Mrs. Lobdell found reason, in the necessities of her children, for returning to America, and in April, 1860, she bade adieu to the little band of women, who, for eight years, had sat at her feet to learn of Jesus. She reached her native land in August, in company with Mr. Marsh.
Mosul remained unoccupied during the summer, the heat at that season being found too great for endurance; though the climate is agreeable for nearly three fourths of the year. The summer retreat prepared by Dr. Lobdell at Deira, near Amadiah, was distant seventy miles, or four days' travel, and it required at least nine days to reach Mardin.

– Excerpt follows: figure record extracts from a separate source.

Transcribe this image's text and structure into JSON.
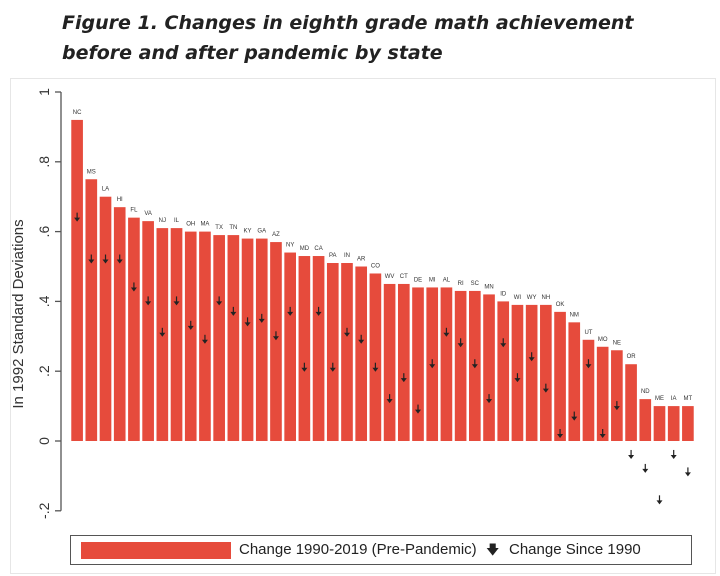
{
  "figure_title_line1": "Figure 1. Changes in eighth grade math achievement",
  "figure_title_line2": "before and after pandemic by state",
  "colors": {
    "bar": "#e64b3c",
    "marker": "#222222",
    "axis": "#555555"
  },
  "chart_data": {
    "type": "bar",
    "ylabel": "In 1992 Standard Deviations",
    "ylim": [
      -0.22,
      1.0
    ],
    "yticks": [
      1,
      0.8,
      0.6,
      0.4,
      0.2,
      0,
      -0.2
    ],
    "ytick_labels": [
      "1",
      ".8",
      ".6",
      ".4",
      ".2",
      "0",
      "-.2"
    ],
    "grid": false,
    "legend_position": "bottom",
    "categories": [
      "NC",
      "MS",
      "LA",
      "HI",
      "FL",
      "VA",
      "NJ",
      "IL",
      "OH",
      "MA",
      "TX",
      "TN",
      "KY",
      "GA",
      "AZ",
      "NY",
      "MD",
      "CA",
      "PA",
      "IN",
      "AR",
      "CO",
      "WV",
      "CT",
      "DE",
      "MI",
      "AL",
      "RI",
      "SC",
      "MN",
      "ID",
      "WI",
      "WY",
      "NH",
      "OK",
      "NM",
      "UT",
      "MO",
      "NE",
      "OR",
      "ND",
      "ME",
      "IA",
      "MT"
    ],
    "series": [
      {
        "name": "Change 1990-2019 (Pre-Pandemic)",
        "type": "bar",
        "values": [
          0.92,
          0.75,
          0.7,
          0.67,
          0.64,
          0.63,
          0.61,
          0.61,
          0.6,
          0.6,
          0.59,
          0.59,
          0.58,
          0.58,
          0.57,
          0.54,
          0.53,
          0.53,
          0.51,
          0.51,
          0.5,
          0.48,
          0.45,
          0.45,
          0.44,
          0.44,
          0.44,
          0.43,
          0.43,
          0.42,
          0.4,
          0.39,
          0.39,
          0.39,
          0.37,
          0.34,
          0.29,
          0.27,
          0.26,
          0.22,
          0.12,
          0.1,
          0.1,
          0.1
        ]
      },
      {
        "name": "Change Since 1990",
        "type": "marker",
        "values": [
          0.64,
          0.52,
          0.52,
          0.52,
          0.44,
          0.4,
          0.31,
          0.4,
          0.33,
          0.29,
          0.4,
          0.37,
          0.34,
          0.35,
          0.3,
          0.37,
          0.21,
          0.37,
          0.21,
          0.31,
          0.29,
          0.21,
          0.12,
          0.18,
          0.09,
          0.22,
          0.31,
          0.28,
          0.22,
          0.12,
          0.28,
          0.18,
          0.24,
          0.15,
          0.02,
          0.07,
          0.22,
          0.02,
          0.1,
          -0.04,
          -0.08,
          -0.17,
          -0.04,
          -0.09
        ]
      }
    ]
  }
}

There were but two or three places in Turkey where missionaries, up to this time, had had such marked success as in Diarbekir. The church, at the close of 1859, numbered sixty-one, and after the April communion, seventy-three. Rarely did a communion pass without some additions. Protestants were a recognized power among the people, and their influence was extending. Books were eagerly sought after and paid for. Illegal taxes had nearly ceased in the city itself. After a weary struggle of nine years, the assessment of the tax-roll for the Protestants was made upon a satisfactory plan, which bid fair to be permanent. The commercial standing of the Protestants was above that of any other sect, though there were no wealthy men among them. But the increase of the congregation had been retarded by the want of sufficient accommodations for public worship. The lamented removal of Mr. Holmes, the English Consul, to a more desirable consulate in European Turkey, while it was a great loss to the mission, threw his house upon the market, and it was purchased for a place of worship at less than half its cost. It required only slight alterations, and could be indefinitely enlarged. The members of the church subscribed a thousand dollars towards its purchase, and a certain amount was granted by the Board. The school for boys, and the one for girls, were both eminently a success. At Cutterbul, half the village was Protestant and the rest more than half so, and the place of prayer would not hold the congregation.
In 1860, the stations of the Assyria Mission were brought within the field of the Eastern Turkey Mission, and the Assyria Mission ceased to have a separate existence.